In business lingo, I am not what you would call an “early adopter”. I tend to wait, watch, and listen and what I was hearing was not too encouraging.
In fact, some of what I heard about Facebook actually scared me. It reminds me of my journey with the iphone which I resisted for some of the same reasons. I initially did not want an iphone. Why? I did NOT want to be that accessible. The ability to receive emails and texts via my phone – no thank you. Have people be able to get me 24/7 – no way!

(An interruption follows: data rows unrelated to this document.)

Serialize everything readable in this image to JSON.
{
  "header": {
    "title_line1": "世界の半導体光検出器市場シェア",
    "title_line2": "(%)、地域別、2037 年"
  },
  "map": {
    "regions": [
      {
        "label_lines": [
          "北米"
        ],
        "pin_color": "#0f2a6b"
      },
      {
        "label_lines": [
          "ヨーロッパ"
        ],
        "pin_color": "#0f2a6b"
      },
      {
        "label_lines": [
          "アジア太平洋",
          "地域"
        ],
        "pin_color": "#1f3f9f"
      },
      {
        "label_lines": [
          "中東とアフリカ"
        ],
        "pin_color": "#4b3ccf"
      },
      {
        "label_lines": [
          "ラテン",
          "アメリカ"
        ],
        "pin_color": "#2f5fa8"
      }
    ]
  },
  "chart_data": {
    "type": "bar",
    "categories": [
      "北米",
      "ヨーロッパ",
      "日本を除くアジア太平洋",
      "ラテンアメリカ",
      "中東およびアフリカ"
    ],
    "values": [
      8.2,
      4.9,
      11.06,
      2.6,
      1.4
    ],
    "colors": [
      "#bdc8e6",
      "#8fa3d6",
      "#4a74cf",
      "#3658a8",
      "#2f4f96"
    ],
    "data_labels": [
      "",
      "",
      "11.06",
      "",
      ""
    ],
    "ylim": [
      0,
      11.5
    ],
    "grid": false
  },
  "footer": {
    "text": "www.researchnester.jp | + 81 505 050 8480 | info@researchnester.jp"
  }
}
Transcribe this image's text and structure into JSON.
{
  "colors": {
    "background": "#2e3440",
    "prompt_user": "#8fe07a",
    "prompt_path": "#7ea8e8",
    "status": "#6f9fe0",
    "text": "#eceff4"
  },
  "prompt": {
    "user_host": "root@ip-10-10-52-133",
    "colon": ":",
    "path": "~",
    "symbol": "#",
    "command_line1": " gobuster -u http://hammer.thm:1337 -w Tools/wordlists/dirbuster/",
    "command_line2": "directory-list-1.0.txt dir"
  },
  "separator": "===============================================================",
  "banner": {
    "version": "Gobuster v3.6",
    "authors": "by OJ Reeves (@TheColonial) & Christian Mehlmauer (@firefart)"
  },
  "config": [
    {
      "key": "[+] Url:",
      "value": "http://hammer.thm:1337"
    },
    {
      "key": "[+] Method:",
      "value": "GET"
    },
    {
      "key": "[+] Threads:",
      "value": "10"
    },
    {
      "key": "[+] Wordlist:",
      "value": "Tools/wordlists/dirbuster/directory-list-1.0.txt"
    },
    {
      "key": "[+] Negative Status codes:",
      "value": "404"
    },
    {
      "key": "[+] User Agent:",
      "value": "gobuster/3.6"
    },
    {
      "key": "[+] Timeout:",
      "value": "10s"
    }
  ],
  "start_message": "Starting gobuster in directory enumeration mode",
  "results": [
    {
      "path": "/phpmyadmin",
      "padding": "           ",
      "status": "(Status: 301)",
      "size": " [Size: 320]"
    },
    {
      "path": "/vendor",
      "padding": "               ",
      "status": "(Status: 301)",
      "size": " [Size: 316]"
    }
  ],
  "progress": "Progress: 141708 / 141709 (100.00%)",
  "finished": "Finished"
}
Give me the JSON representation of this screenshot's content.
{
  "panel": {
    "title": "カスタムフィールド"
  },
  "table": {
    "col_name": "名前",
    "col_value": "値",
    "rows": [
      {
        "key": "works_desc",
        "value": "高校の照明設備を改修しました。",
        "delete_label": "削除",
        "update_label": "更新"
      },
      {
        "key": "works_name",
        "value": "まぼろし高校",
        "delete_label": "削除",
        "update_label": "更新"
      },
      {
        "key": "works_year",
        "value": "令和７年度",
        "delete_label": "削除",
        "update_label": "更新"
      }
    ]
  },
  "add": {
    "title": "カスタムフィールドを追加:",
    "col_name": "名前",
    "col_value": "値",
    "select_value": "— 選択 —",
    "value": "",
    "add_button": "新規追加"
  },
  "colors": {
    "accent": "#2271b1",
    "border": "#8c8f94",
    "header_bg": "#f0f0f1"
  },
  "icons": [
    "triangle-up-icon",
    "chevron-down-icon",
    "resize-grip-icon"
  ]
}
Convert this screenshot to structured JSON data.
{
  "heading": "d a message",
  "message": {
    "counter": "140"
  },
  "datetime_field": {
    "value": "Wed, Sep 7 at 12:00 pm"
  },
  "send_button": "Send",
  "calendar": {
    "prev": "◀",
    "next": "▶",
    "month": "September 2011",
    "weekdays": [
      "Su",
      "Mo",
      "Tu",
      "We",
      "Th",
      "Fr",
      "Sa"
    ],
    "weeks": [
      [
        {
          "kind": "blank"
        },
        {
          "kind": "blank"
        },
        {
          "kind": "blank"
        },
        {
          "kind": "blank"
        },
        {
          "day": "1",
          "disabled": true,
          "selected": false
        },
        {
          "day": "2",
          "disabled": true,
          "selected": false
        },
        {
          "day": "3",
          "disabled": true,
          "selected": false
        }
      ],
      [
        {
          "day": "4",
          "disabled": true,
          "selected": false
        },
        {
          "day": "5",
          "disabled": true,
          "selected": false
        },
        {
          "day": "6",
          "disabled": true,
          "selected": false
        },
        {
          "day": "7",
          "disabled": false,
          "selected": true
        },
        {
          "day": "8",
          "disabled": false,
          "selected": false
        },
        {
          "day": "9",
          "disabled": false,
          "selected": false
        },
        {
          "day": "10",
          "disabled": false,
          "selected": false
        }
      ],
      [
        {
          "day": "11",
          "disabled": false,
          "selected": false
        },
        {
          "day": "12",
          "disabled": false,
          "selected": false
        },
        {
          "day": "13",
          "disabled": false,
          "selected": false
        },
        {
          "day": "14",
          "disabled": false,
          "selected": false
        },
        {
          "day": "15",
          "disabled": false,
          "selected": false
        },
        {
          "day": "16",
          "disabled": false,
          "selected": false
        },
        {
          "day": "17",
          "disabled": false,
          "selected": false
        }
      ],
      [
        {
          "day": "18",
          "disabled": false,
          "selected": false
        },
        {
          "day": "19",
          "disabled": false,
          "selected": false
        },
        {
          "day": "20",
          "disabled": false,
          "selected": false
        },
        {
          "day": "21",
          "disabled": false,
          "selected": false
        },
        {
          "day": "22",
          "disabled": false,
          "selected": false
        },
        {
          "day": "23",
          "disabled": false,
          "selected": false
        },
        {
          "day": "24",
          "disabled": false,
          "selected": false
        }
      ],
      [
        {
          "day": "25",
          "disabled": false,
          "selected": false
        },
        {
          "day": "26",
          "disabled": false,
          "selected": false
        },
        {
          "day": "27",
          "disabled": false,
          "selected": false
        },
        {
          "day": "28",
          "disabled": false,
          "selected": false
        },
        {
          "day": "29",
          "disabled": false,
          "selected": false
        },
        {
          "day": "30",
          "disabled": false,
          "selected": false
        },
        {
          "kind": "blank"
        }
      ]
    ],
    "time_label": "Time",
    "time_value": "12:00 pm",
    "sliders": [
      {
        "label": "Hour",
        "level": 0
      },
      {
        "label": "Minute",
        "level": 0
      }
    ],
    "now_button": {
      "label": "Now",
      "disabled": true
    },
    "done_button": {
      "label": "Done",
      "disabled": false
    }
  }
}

So, as with many things in my life, the exact opposite of what I thought would happen if I bought an iphone actually happened. To my surprise, I found that the iphone actually gave me more freedom – who’d have thought? Now, I don’t know how I ever lived without it. Today, I have the freedom to quickly respond to emails, get updates, read the latest news, etc. all on my schedule when it is convenient for me. I am no longer confined to a computer in my office to do my work. I am free! Waiting has actually become enjoyable. (Ok – Eckhart Tolle would not be happy – I should be being present with myself and not “passing time” on my iphone but that’s another post!).
My point is that I love my iphone and today don’t know how I existed without it and the same is true for Facebook. Actually, having the ability to make a connection at any time is one of the things I love most about Facebook. At any time, day or night, I can access my Facebook account and be inspired, uplifted and connected with the world. It is like reading a newspaper whose columns and columnists were created especially by me. I tell people it is “email with life”. I love the ability to ”friend” my favorite authors and receive their words of wisdom everyday and be able to comment and connect with them in real time.
There are so many reasons I love Facebook and, believe it or not, I found I DO love connecting with my old friends. It was the scared adolescent who was afraid of connecting with the kids from way back but my 48 year old self loves it.
Today I am grateful for all of my connections and Facebook shows up often on my daily gratitude list.
In fact, I was inspired to write this post after celebrating my 48th birthday two weeks ago. I posted that “you haven’t celebrated a birthday until you’ve celebrated one on Facebook.” Throughout the day, my iphone (see – glad I have that!!) would chime and tell me I had another facebook post . “Happy Birthday, Eileen.” “Enjoy your day.” “Thinking of you today.” I had an astonishing 70 birthday wishes from all over the globe and I felt so loved and connected with my widening circle of friends thanks to this incredible social network.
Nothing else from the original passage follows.